但當我冷靜下來,知道最後將會是獨自狼狽地照料和拉拔兩個孩子長大,就會快速打消念頭。除了親人都不在身邊,另一半因為要養員工跟一家老小的壓力大得驚人,以致一年365天,有337天都在工作。

產後離開月中後,我幾乎都是獨自一人和新生兒共處,日復一日在焦慮中度過,擔心自己有沒有做對,嬰兒到底是不是這樣照顧,兒子沒日沒夜的哭泣,當時的我既無助又疲憊。

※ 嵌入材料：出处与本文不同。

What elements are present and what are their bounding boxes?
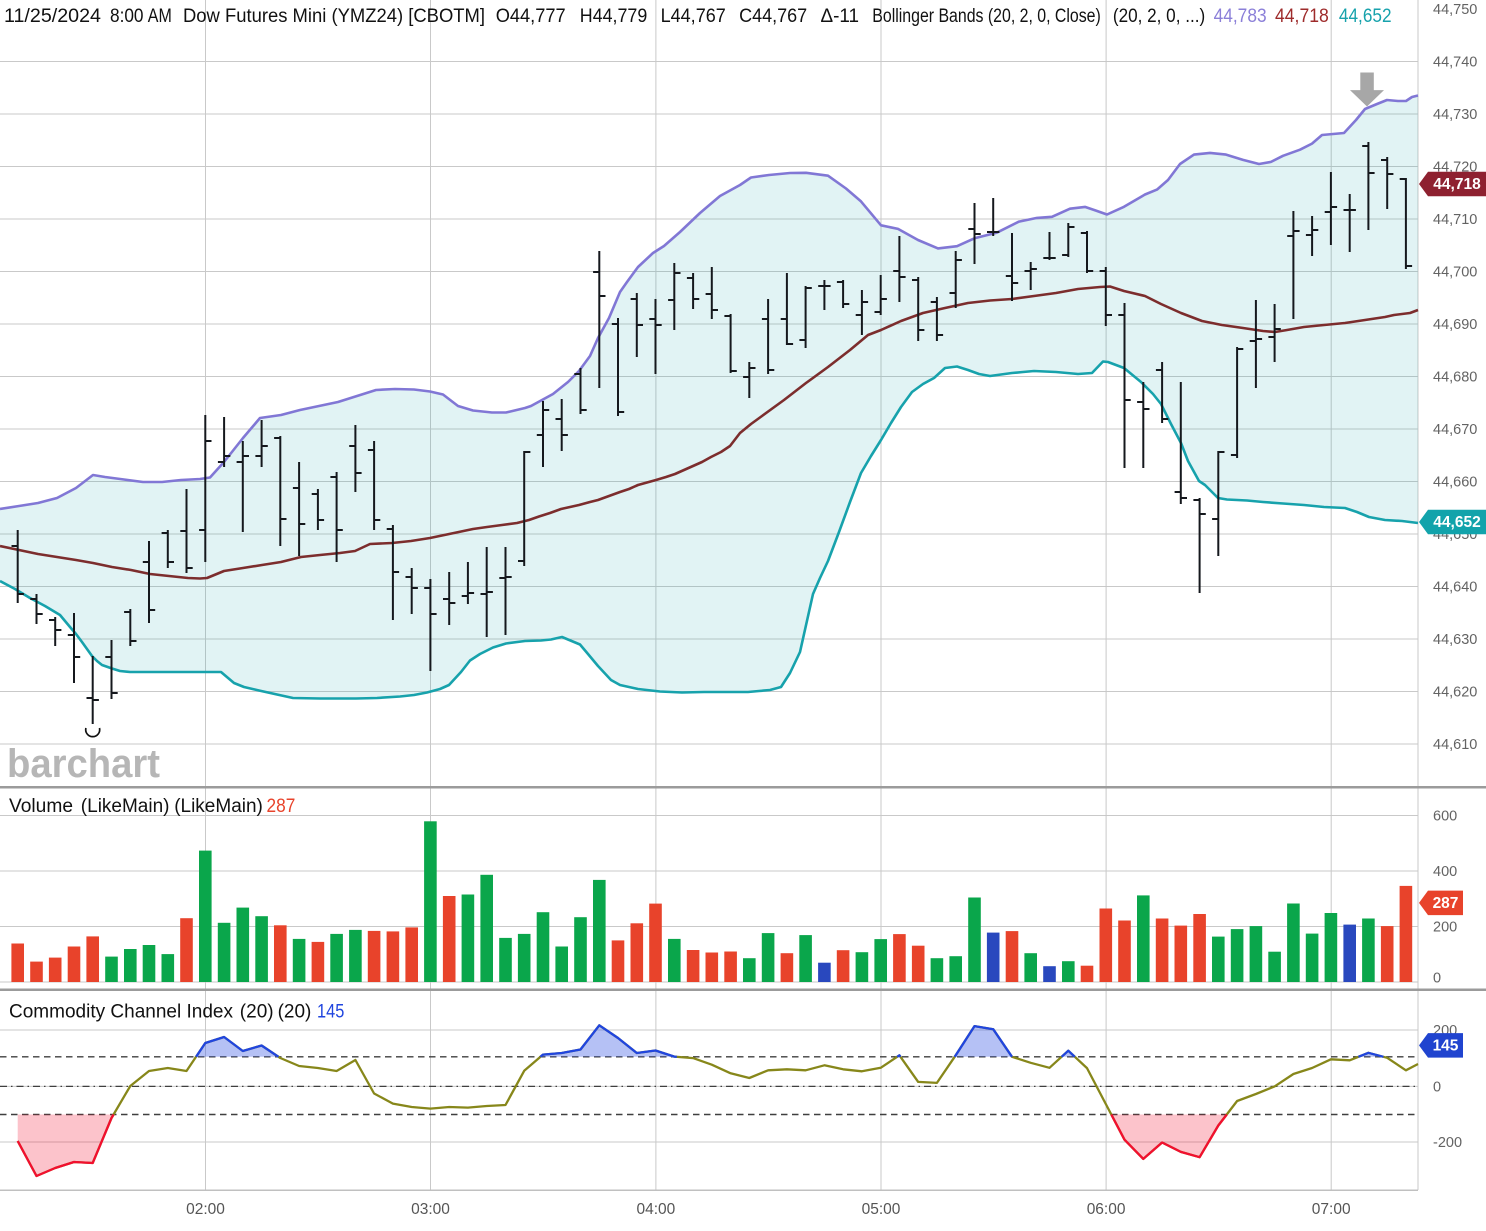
- svg-text:44,750: 44,750: [1433, 2, 1477, 18]
- svg-text:400: 400: [1433, 864, 1457, 880]
- svg-text:H44,779: H44,779: [580, 6, 648, 27]
- svg-text:44,718: 44,718: [1433, 176, 1481, 193]
- svg-text:44,610: 44,610: [1433, 737, 1477, 753]
- svg-text:600: 600: [1433, 809, 1457, 825]
- svg-text:200: 200: [1433, 920, 1457, 936]
- svg-text:(20): (20): [240, 1002, 274, 1023]
- svg-text:44,660: 44,660: [1433, 475, 1477, 491]
- svg-text:44,710: 44,710: [1433, 212, 1477, 228]
- svg-text:C44,767: C44,767: [739, 6, 807, 27]
- svg-text:287: 287: [1433, 895, 1459, 912]
- svg-text:8:00: 8:00: [110, 6, 144, 27]
- svg-text:44,652: 44,652: [1433, 514, 1480, 531]
- svg-text:287: 287: [267, 796, 296, 817]
- svg-text:44,730: 44,730: [1433, 107, 1477, 123]
- svg-text:0: 0: [1433, 971, 1441, 987]
- svg-text:44,652: 44,652: [1339, 6, 1392, 27]
- svg-text:(LikeMain): (LikeMain): [174, 796, 263, 817]
- svg-text:44,690: 44,690: [1433, 317, 1477, 333]
- svg-text:03:00: 03:00: [411, 1201, 450, 1218]
- svg-text:44,740: 44,740: [1433, 55, 1477, 71]
- svg-text:AM: AM: [148, 6, 172, 27]
- svg-text:barchart: barchart: [7, 742, 160, 786]
- svg-text:Δ-11: Δ-11: [821, 6, 860, 27]
- svg-text:02:00: 02:00: [186, 1201, 225, 1218]
- svg-text:Volume: Volume: [9, 796, 73, 817]
- svg-text:44,670: 44,670: [1433, 422, 1477, 438]
- svg-text:0: 0: [1433, 1079, 1441, 1095]
- svg-text:-200: -200: [1433, 1135, 1462, 1151]
- svg-text:(20, 2, 0, ...): (20, 2, 0, ...): [1113, 6, 1205, 27]
- svg-text:44,620: 44,620: [1433, 685, 1477, 701]
- svg-text:(20): (20): [278, 1002, 312, 1023]
- svg-text:O44,777: O44,777: [496, 6, 566, 27]
- svg-text:06:00: 06:00: [1087, 1201, 1126, 1218]
- svg-text:11/25/2024: 11/25/2024: [4, 6, 101, 27]
- svg-text:44,630: 44,630: [1433, 632, 1477, 648]
- svg-text:44,680: 44,680: [1433, 370, 1477, 386]
- svg-text:44,700: 44,700: [1433, 265, 1477, 281]
- svg-text:145: 145: [1433, 1038, 1459, 1055]
- svg-text:44,720: 44,720: [1433, 160, 1477, 176]
- svg-text:Bollinger Bands (20, 2, 0, Clo: Bollinger Bands (20, 2, 0, Close): [872, 6, 1101, 27]
- svg-text:44,718: 44,718: [1275, 6, 1329, 27]
- svg-text:44,783: 44,783: [1214, 6, 1267, 27]
- svg-text:05:00: 05:00: [862, 1201, 901, 1218]
- svg-text:145: 145: [317, 1002, 344, 1023]
- svg-text:Dow Futures Mini (YMZ24) [CBOT: Dow Futures Mini (YMZ24) [CBOTM]: [183, 6, 485, 27]
- svg-text:44,640: 44,640: [1433, 580, 1477, 596]
- svg-text:L44,767: L44,767: [661, 6, 726, 27]
- svg-text:04:00: 04:00: [637, 1201, 676, 1218]
- svg-text:Commodity Channel Index: Commodity Channel Index: [9, 1002, 233, 1023]
- svg-text:(LikeMain): (LikeMain): [81, 796, 170, 817]
- svg-text:07:00: 07:00: [1312, 1201, 1351, 1218]
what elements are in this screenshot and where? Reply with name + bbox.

帶孩子的日子就像被囚禁在家中,尤其在疫情嚴重的環境下,在小孩出生的首半年,除了偶爾跟先生還有員工聚餐,我幾乎足不出戶。我和兒子彷彿相依為命般,生活在與世隔絕的高樓裏,遠離鄉親,遠離故土,無法就近向親人求助。離我最近的親戚是先生那邊的姻親,雖然婆婆在不塞車的情況下,只要開車二十分鐘就能抵達我們家,但工作本就非常忙碌的婆婆,加上當時疫情室內的人數控制,以致長期處於孤立無援的狀態。

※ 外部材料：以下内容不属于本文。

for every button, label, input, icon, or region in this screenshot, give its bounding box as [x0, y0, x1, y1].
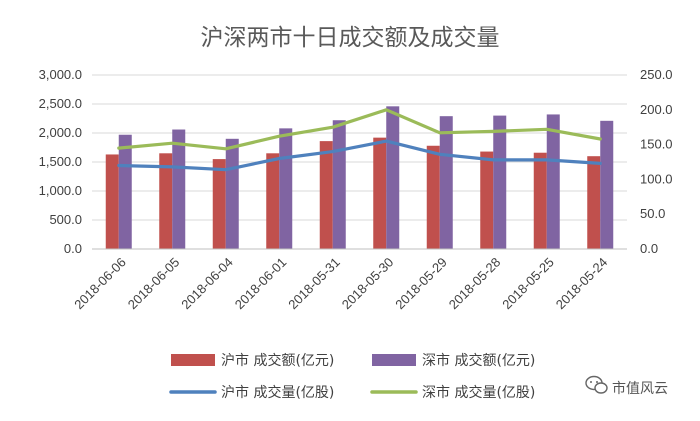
- bar: [105, 154, 119, 249]
- bar: [493, 115, 507, 249]
- left-tick-label: 1,500.0: [39, 154, 82, 169]
- legend-label: 深市 成交量(亿股): [422, 384, 535, 401]
- left-tick-label: 500.0: [49, 212, 82, 227]
- bar: [439, 116, 453, 250]
- left-tick-label: 1,000.0: [39, 183, 82, 198]
- bar: [279, 128, 293, 249]
- legend-label: 沪市 成交量(亿股): [221, 384, 334, 401]
- bar: [212, 159, 226, 249]
- left-tick-label: 3,000.0: [39, 67, 82, 82]
- watermark: 市值风云: [585, 375, 668, 397]
- right-axis: 0.0 50.0 100.0 150.0 200.0 250.0: [640, 67, 673, 256]
- bar: [118, 134, 132, 249]
- bar-series: [105, 106, 614, 250]
- legend-swatch: [372, 354, 416, 366]
- chart-title: 沪深两市十日成交额及成交量: [201, 25, 500, 51]
- legend-label: 深市 成交额(亿元): [422, 352, 535, 369]
- bar: [266, 153, 280, 249]
- bar: [426, 145, 440, 249]
- right-tick-label: 100.0: [640, 171, 673, 186]
- right-tick-label: 50.0: [640, 206, 665, 221]
- legend-swatch: [171, 354, 215, 366]
- left-tick-label: 2,000.0: [39, 125, 82, 140]
- right-tick-label: 200.0: [640, 102, 673, 117]
- right-tick-label: 150.0: [640, 137, 673, 152]
- wechat-icon: [585, 375, 608, 394]
- bar: [159, 153, 173, 249]
- left-tick-label: 2,500.0: [39, 96, 82, 111]
- line-series: [117, 108, 602, 172]
- right-tick-label: 250.0: [640, 67, 673, 82]
- legend-label: 沪市 成交额(亿元): [221, 352, 334, 369]
- bar: [533, 152, 547, 249]
- bar: [373, 137, 387, 249]
- bar: [587, 156, 601, 249]
- bar: [172, 129, 186, 249]
- left-axis: 0.0 500.0 1,000.0 1,500.0 2,000.0 2,500.0 3,00…: [39, 67, 82, 256]
- bar: [332, 120, 346, 250]
- bar: [600, 120, 614, 249]
- bar: [386, 106, 400, 249]
- watermark-text: 市值风云: [612, 380, 668, 397]
- left-tick-label: 0.0: [64, 241, 82, 256]
- bar: [546, 114, 560, 249]
- bar: [319, 141, 333, 249]
- bar: [225, 138, 239, 249]
- right-tick-label: 0.0: [640, 241, 658, 256]
- series-line: [117, 108, 602, 151]
- series-line: [117, 139, 602, 172]
- bar: [480, 151, 494, 249]
- legend: 沪市 成交额(亿元) 深市 成交额(亿元) 沪市 成交量(亿股) 深市 成交量(亿股): [169, 352, 535, 401]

那時候的我,隱瞞自己的產後憂鬱,甚至不願意跟原生家庭的親人聯絡,除了不想遠方的家人擔心,也因為當時的我長期只跟不會講話的嬰兒相處,已經不懂得如何更準確地表達自己的感受。當時我想,連身邊最親近的另一半都無法理解,世上還有其他人能與我共情嗎?

很久以後,在我慢慢走出抑鬱的路上,我發現事情並不是如此,就算家人沒有跟我生活在一起,他們總是比我更氣憤在我身上發生的不公,比我更擔心一切出現在孩子身上的痛症。這個發現對我很重要,它讓我知道原來自己並不是孤立無援。

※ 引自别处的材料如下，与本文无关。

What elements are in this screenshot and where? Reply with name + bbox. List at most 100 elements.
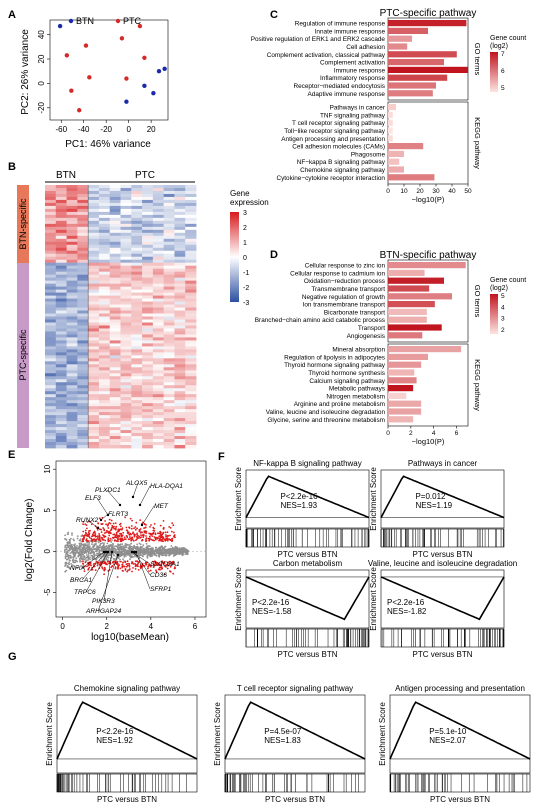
ma-point-ns — [93, 548, 96, 550]
heatmap-cell — [98, 358, 111, 362]
heatmap-cell — [109, 331, 121, 335]
heatmap-cell — [174, 283, 186, 288]
heatmap-cell — [174, 442, 186, 446]
ma-gene-leader — [106, 489, 121, 506]
heatmap-cell — [66, 190, 78, 195]
ma-point-sig — [116, 562, 119, 565]
ma-point-sig — [110, 566, 113, 569]
heatmap-cell — [163, 244, 175, 249]
heatmap-cell — [55, 364, 67, 368]
ma-point-sig — [122, 531, 125, 534]
heatmap-cell — [152, 205, 165, 210]
heatmap-cell — [174, 193, 186, 198]
heatmap-cell — [109, 397, 121, 401]
barD-xtick-label: 6 — [455, 430, 459, 437]
heatmap-cell — [174, 211, 186, 216]
heatmap-cell — [98, 322, 111, 326]
heatmap-cell — [109, 424, 121, 428]
heatmap-cell — [152, 202, 165, 207]
heatmap-cell — [120, 370, 132, 374]
heatmap-cell — [66, 325, 78, 329]
heatmap-cell — [120, 262, 132, 267]
heatmap-cell — [66, 301, 78, 305]
heatmap-cell — [88, 364, 100, 368]
heatmap-cell — [152, 346, 165, 350]
heatmap-cell — [88, 208, 100, 213]
barD-category-label: Mineral absorption — [332, 347, 385, 354]
heatmap-cell — [131, 340, 143, 344]
barD-category-label: Ion transmembrane transport — [303, 302, 386, 309]
heatmap-cell — [55, 385, 67, 389]
heatmap-cell — [77, 388, 89, 392]
gsea-barcode-frame — [380, 528, 505, 548]
heatmap-cell — [142, 421, 154, 425]
heatmap-cell — [88, 400, 100, 404]
heatmap-cell — [120, 421, 132, 425]
ma-point-sig — [94, 569, 97, 572]
ma-point-ns — [118, 552, 121, 555]
heatmap-cell — [142, 418, 154, 422]
ma-point-sig — [154, 536, 157, 539]
heatmap-cell — [45, 211, 57, 216]
barC-bar — [388, 174, 435, 181]
heatmap-cell — [131, 352, 143, 356]
heatmap-cell — [174, 202, 186, 207]
heatmap-cell — [109, 277, 121, 282]
heatmap-cell — [109, 247, 121, 252]
heatmap-cell — [109, 196, 121, 201]
ma-point-ns — [99, 549, 102, 552]
heatmap-cell — [77, 397, 89, 401]
heatmap-cell — [131, 445, 143, 449]
heatmap-cell — [98, 355, 111, 359]
heatmap-cell — [88, 388, 100, 392]
heatmap-cell — [66, 313, 78, 317]
heatmap-cell — [185, 185, 197, 189]
heatmap-cell — [88, 256, 100, 261]
barC-category-label: Antigen processing and presentation — [281, 136, 385, 143]
ma-point-ns — [126, 549, 129, 552]
heatmap-cell — [163, 208, 175, 213]
barC-bar — [388, 82, 436, 89]
heatmap-cell — [88, 436, 100, 440]
heatmap-cell — [45, 361, 57, 365]
heatmap-cell — [152, 421, 165, 425]
heatmap-cell — [55, 235, 67, 240]
heatmap-cell — [120, 403, 132, 407]
heatmap-cell — [142, 415, 154, 419]
ma-point-ns — [176, 550, 179, 553]
ma-point-sig — [82, 523, 84, 526]
heatmap-cell — [98, 325, 111, 329]
heatmap-cell — [77, 334, 89, 338]
ma-point-sig — [92, 534, 94, 537]
heatmap-cell — [98, 268, 111, 273]
heatmap-cell — [109, 241, 121, 246]
heatmap-cell — [88, 211, 100, 216]
heatmap-cell — [88, 226, 100, 231]
barC-category-label: Cell adhesion — [346, 44, 385, 51]
ma-point-sig — [124, 560, 127, 563]
heatmap-cell — [45, 229, 57, 234]
ma-point-ns — [88, 545, 91, 547]
barC-category-label: Cell adhesion molecules (CAMs) — [292, 144, 385, 151]
heatmap-cell — [152, 379, 165, 383]
ma-point-ns — [80, 551, 83, 554]
heatmap-cell — [98, 445, 111, 449]
heatmap-cell — [55, 370, 67, 374]
heatmap-cell — [55, 277, 67, 282]
heatmap-cell — [88, 265, 100, 270]
ma-point-ns — [154, 550, 156, 552]
heatmap-cell — [45, 394, 57, 398]
heatmap-cell — [88, 307, 100, 311]
ma-point-sig — [125, 526, 128, 529]
ma-point-sig — [134, 526, 137, 528]
ma-gene-point — [104, 550, 108, 554]
barD-xtick-label: 0 — [386, 430, 390, 437]
heatmap-cell — [131, 244, 143, 249]
ma-point-ns — [142, 551, 145, 554]
heatmap-cell — [45, 214, 57, 219]
heatmap-cell — [152, 250, 165, 255]
heatmap-cell — [45, 304, 57, 308]
ma-point-ns — [112, 553, 114, 555]
panel-letter-e: E — [8, 449, 15, 461]
heatmap-cell — [174, 223, 186, 228]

幸好後來孩子長大了,經過兩年的打拚,先生的餐廳也慢慢在新竹這片土地站穩腳步,除了原有的客人,也漸漸擁有一群竹科的忠實支持者。這時候孩子也開始懂得跟人互動,不再是遇事只會哭的嫩嬰,偶爾先生會陪兒子玩扮家家酒遊戲,讓我可以專心為小孩烹煮餐食。

有人生小孩是為了延續基因,但這絕對不是我,之所以願意在地震來臨時以肉身守護兒子,單純是出於對他的愛。或許一天,當我強大到能夠同時照顧二寶也游刃有餘,那就是我生二寶的時候吧!

那時候的我,隱瞞自己的產後憂鬱,甚至不願意跟原生家庭的親人聯絡,除了不想遠方的家人擔心。